Continental Congress Report on Colonel Charles Armand, 26 March 1783
Continental Congress
Report on Colonel Charles Armand
[Philadelphia] March 26, 1783
The Committee1 to whom were referred the letters from the Commander in Chief & from Col Armand2 submit the following resolution:
Col Armand having entered at an early period of the war into the army of The United States with the rank of Colonel, and having served with distinction in that rank, so as to acquire the particular approbation of the Commander in Chief for his intelligence zeal and bravery,
Resolved, that in consideration of the merit & services of Col Armand he be promoted to the rank of Brigadier General, retaining the command of his present corps.3
AD, Papers of the Continental Congress, National Archives.

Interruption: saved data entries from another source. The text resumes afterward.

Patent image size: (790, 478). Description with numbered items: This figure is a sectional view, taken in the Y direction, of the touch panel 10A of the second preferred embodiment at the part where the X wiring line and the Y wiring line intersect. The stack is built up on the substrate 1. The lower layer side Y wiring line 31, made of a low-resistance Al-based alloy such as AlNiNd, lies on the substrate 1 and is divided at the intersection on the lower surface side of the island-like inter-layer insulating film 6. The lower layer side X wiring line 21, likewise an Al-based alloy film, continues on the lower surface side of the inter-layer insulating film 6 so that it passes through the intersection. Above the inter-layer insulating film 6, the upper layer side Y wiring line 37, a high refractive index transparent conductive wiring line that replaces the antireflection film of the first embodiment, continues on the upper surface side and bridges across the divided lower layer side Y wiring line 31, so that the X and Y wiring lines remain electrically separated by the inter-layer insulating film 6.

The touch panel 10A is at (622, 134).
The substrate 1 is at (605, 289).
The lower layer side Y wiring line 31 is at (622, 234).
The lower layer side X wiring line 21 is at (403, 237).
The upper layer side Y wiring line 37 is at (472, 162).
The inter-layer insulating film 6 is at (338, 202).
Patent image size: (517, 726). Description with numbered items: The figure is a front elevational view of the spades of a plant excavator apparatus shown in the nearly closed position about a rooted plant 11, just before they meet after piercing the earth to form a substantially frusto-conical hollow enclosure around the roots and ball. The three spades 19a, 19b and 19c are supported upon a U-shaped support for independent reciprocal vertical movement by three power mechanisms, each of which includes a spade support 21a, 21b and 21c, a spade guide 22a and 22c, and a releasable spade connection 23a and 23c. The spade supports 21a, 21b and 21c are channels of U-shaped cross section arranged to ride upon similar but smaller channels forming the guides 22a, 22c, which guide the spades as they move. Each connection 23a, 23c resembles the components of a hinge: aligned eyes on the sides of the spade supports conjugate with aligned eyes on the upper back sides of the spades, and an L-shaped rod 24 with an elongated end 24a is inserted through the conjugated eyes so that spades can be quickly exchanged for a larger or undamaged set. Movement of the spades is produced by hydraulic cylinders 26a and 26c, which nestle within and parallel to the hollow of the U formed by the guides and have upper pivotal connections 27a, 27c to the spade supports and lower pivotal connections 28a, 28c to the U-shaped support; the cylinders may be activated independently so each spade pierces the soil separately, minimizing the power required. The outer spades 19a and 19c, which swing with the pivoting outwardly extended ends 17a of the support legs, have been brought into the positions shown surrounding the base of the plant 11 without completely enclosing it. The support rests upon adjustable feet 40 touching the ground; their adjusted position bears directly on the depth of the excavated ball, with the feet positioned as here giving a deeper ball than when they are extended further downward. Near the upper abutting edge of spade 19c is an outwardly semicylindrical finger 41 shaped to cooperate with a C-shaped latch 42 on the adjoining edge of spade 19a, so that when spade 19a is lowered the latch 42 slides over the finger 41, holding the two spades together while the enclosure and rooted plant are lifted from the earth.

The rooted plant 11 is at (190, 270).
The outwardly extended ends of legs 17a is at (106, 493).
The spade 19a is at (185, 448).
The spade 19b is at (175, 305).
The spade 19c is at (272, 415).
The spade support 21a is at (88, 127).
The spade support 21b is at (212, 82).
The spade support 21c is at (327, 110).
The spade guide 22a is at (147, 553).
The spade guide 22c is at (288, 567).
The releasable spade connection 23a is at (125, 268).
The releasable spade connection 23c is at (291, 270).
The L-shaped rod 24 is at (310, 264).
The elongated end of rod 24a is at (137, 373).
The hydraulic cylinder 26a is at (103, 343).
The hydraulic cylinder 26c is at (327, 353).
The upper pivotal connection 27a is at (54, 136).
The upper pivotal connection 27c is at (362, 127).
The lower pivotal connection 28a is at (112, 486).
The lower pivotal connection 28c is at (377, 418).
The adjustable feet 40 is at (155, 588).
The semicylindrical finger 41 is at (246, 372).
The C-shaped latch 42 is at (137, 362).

1. The committee consisted of Theodorick Bland, H, and Richard Peters.
2. Charles Armand-Tuffin, Marquis de la Rouerie, had served in the Continental Army from May, 1777, to the close of the war. Washington’s letter, dated March 7, 1783, is in , XXVI, 197–98. Armand’s letter, dated March 13, is in the Papers of the Continental Congress, National Archives.
3. His corps was known as “Armand’s Partisan Corps.”
Congress accepted the recommendation of the committee report on March 26.
Although it is not included in the printed report (
, XXIV, 211–12), the following proviso, not in H’s writing, appears at the bottom of the manuscript: “Provided that no Emoluments shall accrue to the several Officers afd. in their Promotions, other than those they have been heretofore entitled to.”